Non tutte le divise sanno farsi voce, sguardo, cuore. Rossella Panaro sì. Comandante della casa circondariale di Busto Arsizio, 51 anni, da settembre lascerà il suo incarico per un prestigioso ruolo al Provveditorato Regionale. Ma il suo trasferimento non passa inosservato: dietro di sé lascia molto più di una scrivania vuota. Lascia un esempio. Un modo diverso di guidare, fatto di autorevolezza gentile, rigore umano, presenza autentica. In un luogo dove il confine tra forza e fragilità è quotidiano, lei è stata equilibrio.
Perché Rossella Panaro non è stata solo un comandante. È stata faro, bussola, presenza. Autorevole senza mai perdere l’autenticità, capace di coniugare fermezza e umanità, sicurezza e ascolto, disciplina e calore. Una donna solare, affabile, empatica. Un raro equilibrio tra il dovere dell’uniforme e l’anima della persona.

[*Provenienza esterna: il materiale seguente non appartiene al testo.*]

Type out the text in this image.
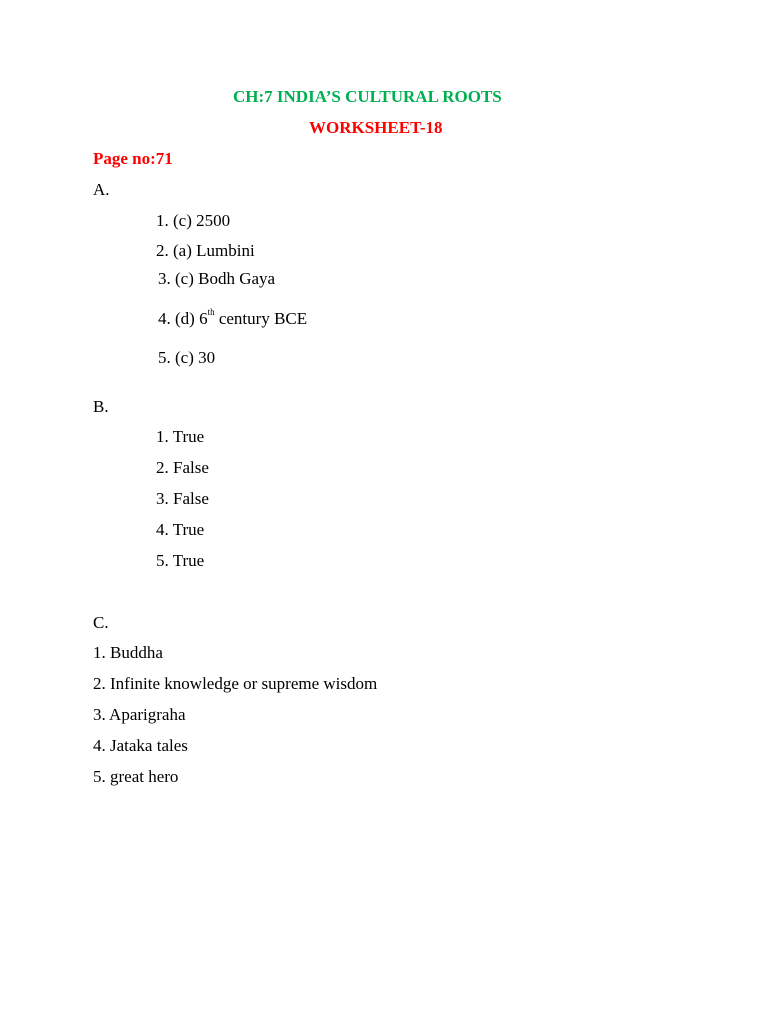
CH:7 INDIA’S CULTURAL ROOTS
WORKSHEET-18
Page no:71
A.
1. (c) 2500
2. (a) Lumbini
3. (c) Bodh Gaya
4. (d) 6th century BCE
5. (c) 30
B.
1. True
2. False
3. False
4. True
5. True
C.
1. Buddha
2. Infinite knowledge or supreme wisdom
3. Aparigraha
4. Jataka tales
5. great hero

Chi ha lavorato con lei la descrive come una presenza insostituibile. Ha guidato con rigore operativo – garantendo ordine e sicurezza in un contesto delicato – ma anche con profondità umana. Il personale di polizia penitenziaria le riconosce la capacità, sempre più rara, di saper essere vicina senza perdere l’autorevolezza, presente senza invadere. Per molti, specie per le giovani leve arrivate da lontano, è stata più di un comandante: una madre, un punto di riferimento, un rifugio.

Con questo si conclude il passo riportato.